Нойбауэр испуганно оглянулся по сторонам.
— Тихо ты! Вот черт! Где служанка? Если тебя кто услышит, мы пропали! Народный суд не щадит никого! Им достаточно одного доноса.
— У служанки отгул. А почему, собственно, с вами не могут сделать того же, что вы делали с другими?
— Да кто? Жиды? — Нойбауэр рассмеялся. Ему вспомнился Бланк. Он попробовал вообразить, как Бланк будет пытать Вебера. — Да их лишь бы не трогали, и они уже счастливы.
— Не евреи. Американцы. Англичане.
Нойбауэр снова рассмеялся.
— Эти-то? А они и подавно! Им до этого и дела нет. Такие сугубо внутриполитические вещи, как наш лагерь, их вообще не интересуют. У нас с ними дела внешнеполитические, военные. Тебе это непонятно?
— Нет.
— Они же демократы. И обращаться с нами будут корректно, если выиграют войну, что тоже, кстати, еще вопрос. По-военному. Корректно. Мы им уступили в честном бою. Они же просто не могут иначе! Это их мировоззрение! С русскими — там совсем другой разговор. Но русские далеко, они на востоке.

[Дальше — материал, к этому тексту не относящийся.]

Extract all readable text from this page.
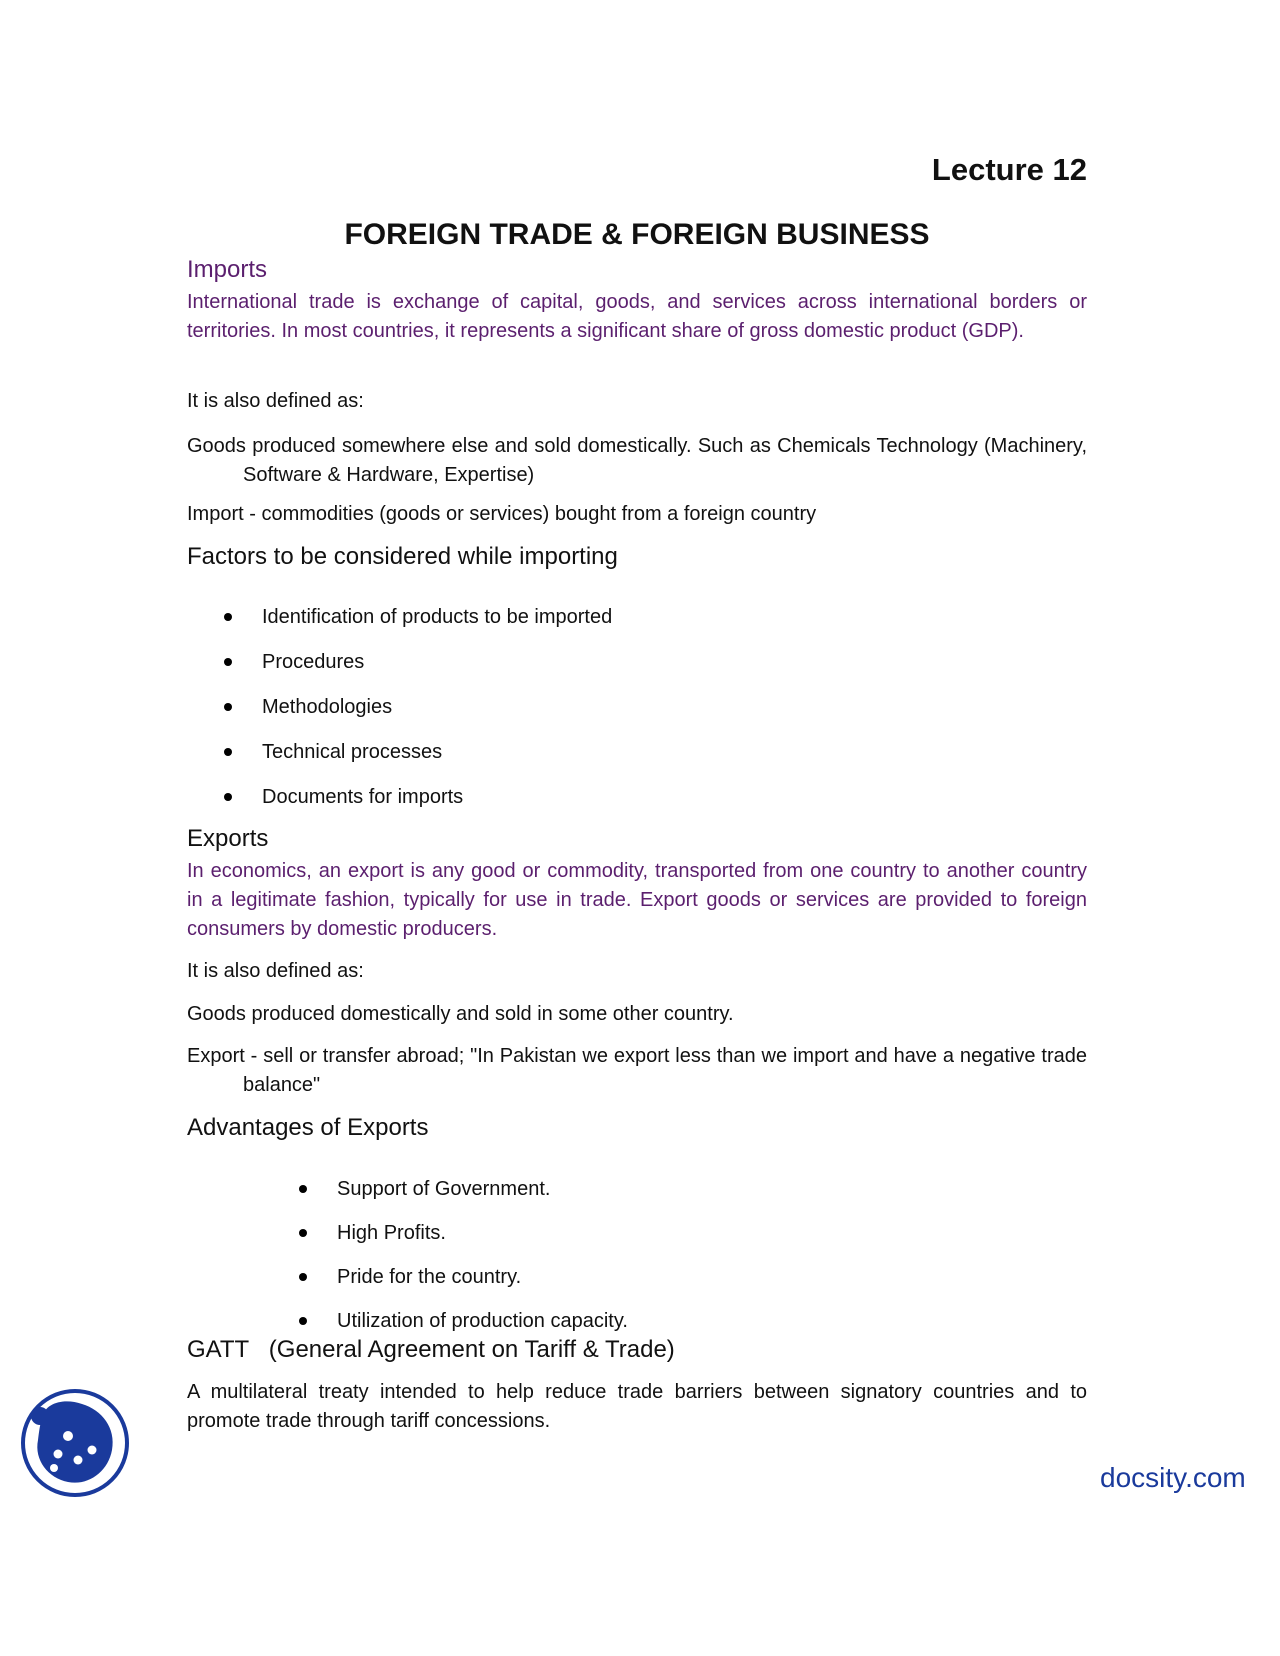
Lecture 12
FOREIGN TRADE & FOREIGN BUSINESS
Imports
International trade is exchange of capital, goods, and services across international borders or territories. In most countries, it represents a significant share of gross domestic product (GDP).
It is also defined as:
Goods produced somewhere else and sold domestically. Such as Chemicals Technology (Machinery, Software & Hardware, Expertise)
Import - commodities (goods or services) bought from a foreign country
Factors to be considered while importing
Identification of products to be imported
Procedures
Methodologies
Technical processes
Documents for imports
Exports
In economics, an export is any good or commodity, transported from one country to another country in a legitimate fashion, typically for use in trade. Export goods or services are provided to foreign consumers by domestic producers.
It is also defined as:
Goods produced domestically and sold in some other country.
Export - sell or transfer abroad; "In Pakistan we export less than we import and have a negative trade balance"
Advantages of Exports
Support of Government.
High Profits.
Pride for the country.
Utilization of production capacity.
GATT   (General Agreement on Tariff & Trade)
A multilateral treaty intended to help reduce trade barriers between signatory countries and to promote trade through tariff concessions.
docsity.com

— Что же, сам увидишь. Оставайся, если хочешь.
— Так точно, увижу. И останусь. Кстати, может, ты мне заодно скажешь, куда бы мы могли отправиться, если бы, допустим, захотели уехать?
— С бриллиантами мы уже давным-давно могли бы в Швейцарию…
— «Могли бы»! — Нойбауэр хрястнул кулаком по столу. Пивная бутылка перед ним аж подпрыгнула. — Если бы да кабы! Опять?.. Ну как бы мы там оказались, как?! Украсть самолет и перелететь через границу, что ли? Хватит ерунду молоть!
— Не надо красть самолет. Мы могли бы несколько раз съездить туда в отпуск. И брать с собой деньги и драгоценности. Две, три, четыре поездки. Всякий раз все оставлять там. Я знаю людей, которые именно так и поступили…
Нойбауэр подбежал к двери. Открыл ее и притворил снова. Потом вернулся.